Helaan napas terdengar dari seorang perempuan yang tengah berdiri di balkon kamar. Tangan kanannya menyangga sebuah buku berwarna putih salju, sementara tangan kirinya bergerak membuka satu per satu halaman. Sepasang mata bulatnya pun tak berhenti menangkap rangkaian huruf yang tertoreh rapi. Sesekali keningnya akan berkerut saat mendapati sebuah kalimat yang tak ia mengerti. Padahal jika kita perhatikan lebih jauh, perempuan itu hampir setiap sore berdiri di balkon sembari memegang buku yang sama. Terkadang ia hanya membawanya tanpa berniat membaca.
Lagi, perempuan bersurai hitam menghela napas. Menutup buku bersampul bening itu dengan kasar, ia menjatuhkan bahunya lelah, bibirnya mengerucut sebal. Dengan langkah gontai, ia berjalan memasuki kamar. Melempar buku tersebut ke sebuah sofa kecil di sudut kamar. Ia hendak menghempaskan tubuhnya ke ranjang sebelum sebuah kertas dan dua foto mengambil alih atensinya. Tangan kananya terulur mengambil kertas dan foto tersebut, ia yakin kertas itu berasal dari buku yang ia lempar ke sofa tadi sebab posisinya tepat berada tak jauh dari sofa. Ia memperhatikan sobekan kertas itu, mencerna setiap kalimat yang ditulis dengan tinta hitam.
- ˚ O m b a k ˚
Ada yang ingin ia sampaikan melalui gulungannya. Sesuatu yang ingin ia ceritakan bersama deburan. Tapi selalu tertahan dibibir pantai. Pasirnya yang memaksa ombak untuk tak mengungkapkan apa yang terpendam
Namun seperti tak pernah menyerah. Ombak kembali lagi dan lagi. Walaupun ia tahu pada akhirnya ia akan terhempas kembali kelautan.
Sebuah sajak pendek tentang ombak membuatnya terdiam sejenak, tanpa sadar air mata mulai membendung di pelupuk. Detik selanjutnya, pandangan si perempuan mengarah pada dua foto polaroid di tangan kirinya. Di foto pertama, terlihat seorang lelaki bersurai natural brown tengah fokus pada sebuah kamera ditangannya. Sedangkan di foto kedua, menampakkan seorang perempuan bersurai hitam dengan latar belakang sungai Han tengah tertawa hingga barisan giginya terlihat.
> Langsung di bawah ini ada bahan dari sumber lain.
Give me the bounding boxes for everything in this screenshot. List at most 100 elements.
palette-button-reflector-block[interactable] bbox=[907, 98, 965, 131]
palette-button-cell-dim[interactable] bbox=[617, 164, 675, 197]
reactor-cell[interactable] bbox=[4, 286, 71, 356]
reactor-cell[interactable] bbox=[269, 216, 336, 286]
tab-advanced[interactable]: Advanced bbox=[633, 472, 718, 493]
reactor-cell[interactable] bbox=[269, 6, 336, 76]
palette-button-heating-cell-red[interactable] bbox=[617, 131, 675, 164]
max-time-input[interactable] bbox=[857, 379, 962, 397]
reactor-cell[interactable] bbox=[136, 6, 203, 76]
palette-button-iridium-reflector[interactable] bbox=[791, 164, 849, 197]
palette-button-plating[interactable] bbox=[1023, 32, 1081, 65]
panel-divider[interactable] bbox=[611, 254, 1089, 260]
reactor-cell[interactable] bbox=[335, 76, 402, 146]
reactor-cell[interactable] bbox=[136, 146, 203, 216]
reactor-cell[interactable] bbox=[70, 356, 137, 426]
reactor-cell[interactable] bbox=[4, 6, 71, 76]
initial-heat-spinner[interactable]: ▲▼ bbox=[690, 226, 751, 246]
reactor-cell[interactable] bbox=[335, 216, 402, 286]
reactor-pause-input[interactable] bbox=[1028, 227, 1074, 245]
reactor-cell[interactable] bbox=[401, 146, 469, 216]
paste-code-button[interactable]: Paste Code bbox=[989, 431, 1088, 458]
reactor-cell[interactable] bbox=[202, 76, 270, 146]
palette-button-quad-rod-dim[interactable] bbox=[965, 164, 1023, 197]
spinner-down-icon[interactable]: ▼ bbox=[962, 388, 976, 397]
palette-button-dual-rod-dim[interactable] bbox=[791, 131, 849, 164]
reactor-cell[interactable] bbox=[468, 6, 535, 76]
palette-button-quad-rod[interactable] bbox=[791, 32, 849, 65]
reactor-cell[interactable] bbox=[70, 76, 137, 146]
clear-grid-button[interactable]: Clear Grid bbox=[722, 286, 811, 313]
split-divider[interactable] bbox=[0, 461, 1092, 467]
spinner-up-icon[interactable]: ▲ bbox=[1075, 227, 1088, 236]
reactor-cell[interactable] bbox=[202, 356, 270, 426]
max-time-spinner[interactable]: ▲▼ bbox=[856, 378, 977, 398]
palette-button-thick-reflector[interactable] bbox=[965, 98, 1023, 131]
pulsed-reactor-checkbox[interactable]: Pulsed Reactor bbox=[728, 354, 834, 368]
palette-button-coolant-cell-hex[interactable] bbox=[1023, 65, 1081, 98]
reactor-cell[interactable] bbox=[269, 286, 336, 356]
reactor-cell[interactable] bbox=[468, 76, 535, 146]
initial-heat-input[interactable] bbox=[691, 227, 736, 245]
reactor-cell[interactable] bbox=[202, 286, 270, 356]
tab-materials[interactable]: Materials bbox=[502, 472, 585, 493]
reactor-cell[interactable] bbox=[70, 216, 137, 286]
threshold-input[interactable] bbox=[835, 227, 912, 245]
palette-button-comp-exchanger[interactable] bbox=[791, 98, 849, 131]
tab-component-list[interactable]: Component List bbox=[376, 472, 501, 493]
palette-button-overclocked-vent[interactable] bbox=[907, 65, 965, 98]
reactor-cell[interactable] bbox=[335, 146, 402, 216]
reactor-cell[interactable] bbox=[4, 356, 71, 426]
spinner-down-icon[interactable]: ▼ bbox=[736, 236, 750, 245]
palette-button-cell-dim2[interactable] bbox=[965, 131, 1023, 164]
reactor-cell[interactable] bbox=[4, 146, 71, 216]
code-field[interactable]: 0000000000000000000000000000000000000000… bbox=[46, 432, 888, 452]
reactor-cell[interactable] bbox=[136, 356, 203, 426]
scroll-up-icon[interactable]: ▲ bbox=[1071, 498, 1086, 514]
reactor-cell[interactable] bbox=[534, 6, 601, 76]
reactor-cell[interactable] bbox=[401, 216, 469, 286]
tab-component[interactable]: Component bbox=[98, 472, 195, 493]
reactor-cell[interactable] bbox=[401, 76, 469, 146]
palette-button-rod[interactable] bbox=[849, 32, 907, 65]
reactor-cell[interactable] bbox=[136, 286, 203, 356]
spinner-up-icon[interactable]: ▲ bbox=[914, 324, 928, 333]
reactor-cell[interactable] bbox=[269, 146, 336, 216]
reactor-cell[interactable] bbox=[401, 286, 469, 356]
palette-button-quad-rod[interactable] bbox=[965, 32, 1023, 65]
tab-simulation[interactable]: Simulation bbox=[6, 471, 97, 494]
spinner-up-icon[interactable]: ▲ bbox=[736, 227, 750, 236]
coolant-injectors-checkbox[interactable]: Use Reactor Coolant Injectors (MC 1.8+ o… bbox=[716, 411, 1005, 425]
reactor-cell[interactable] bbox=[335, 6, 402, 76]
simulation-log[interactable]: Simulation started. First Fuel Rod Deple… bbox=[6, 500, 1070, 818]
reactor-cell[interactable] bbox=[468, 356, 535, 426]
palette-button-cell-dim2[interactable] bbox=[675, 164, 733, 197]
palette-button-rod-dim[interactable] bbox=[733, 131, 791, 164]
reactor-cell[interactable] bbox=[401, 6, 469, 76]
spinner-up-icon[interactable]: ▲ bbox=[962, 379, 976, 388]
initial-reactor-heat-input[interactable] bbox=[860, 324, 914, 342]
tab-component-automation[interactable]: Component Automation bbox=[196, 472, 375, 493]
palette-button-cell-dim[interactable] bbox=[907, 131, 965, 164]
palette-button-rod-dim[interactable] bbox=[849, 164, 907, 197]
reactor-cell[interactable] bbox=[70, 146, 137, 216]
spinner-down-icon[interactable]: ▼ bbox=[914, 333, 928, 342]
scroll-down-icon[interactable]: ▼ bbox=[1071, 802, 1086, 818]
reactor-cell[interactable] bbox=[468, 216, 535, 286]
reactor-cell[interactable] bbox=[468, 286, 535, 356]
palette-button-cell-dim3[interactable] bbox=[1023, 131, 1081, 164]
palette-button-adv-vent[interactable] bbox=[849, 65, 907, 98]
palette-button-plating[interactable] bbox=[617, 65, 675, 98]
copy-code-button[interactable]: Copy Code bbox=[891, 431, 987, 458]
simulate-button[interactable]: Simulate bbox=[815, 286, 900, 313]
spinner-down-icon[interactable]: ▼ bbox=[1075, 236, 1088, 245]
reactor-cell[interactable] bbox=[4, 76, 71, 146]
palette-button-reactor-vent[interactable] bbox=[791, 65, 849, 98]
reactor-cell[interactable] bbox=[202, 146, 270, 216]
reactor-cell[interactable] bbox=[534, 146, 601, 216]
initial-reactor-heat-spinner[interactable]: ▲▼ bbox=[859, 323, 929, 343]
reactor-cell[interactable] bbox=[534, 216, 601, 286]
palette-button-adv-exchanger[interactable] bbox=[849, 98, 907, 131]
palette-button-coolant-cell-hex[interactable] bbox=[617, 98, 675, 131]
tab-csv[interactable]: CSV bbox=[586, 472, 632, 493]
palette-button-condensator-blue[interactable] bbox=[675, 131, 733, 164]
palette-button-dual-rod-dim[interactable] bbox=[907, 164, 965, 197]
Air mata telah mengalir tanpa permisi membasahi pipi, pikirannya menerawang jauh kebelakang, mengingat satu per satu peristiwa berkesan yang pernah ia lalui dengan seorang lelaki kelahiran bulan Maret. Tangannya yang sedikit bergetar membalikkan foto perempuan itu, terdapat sebuah kalimat romansa yang dituliskan dengan tinta hitam.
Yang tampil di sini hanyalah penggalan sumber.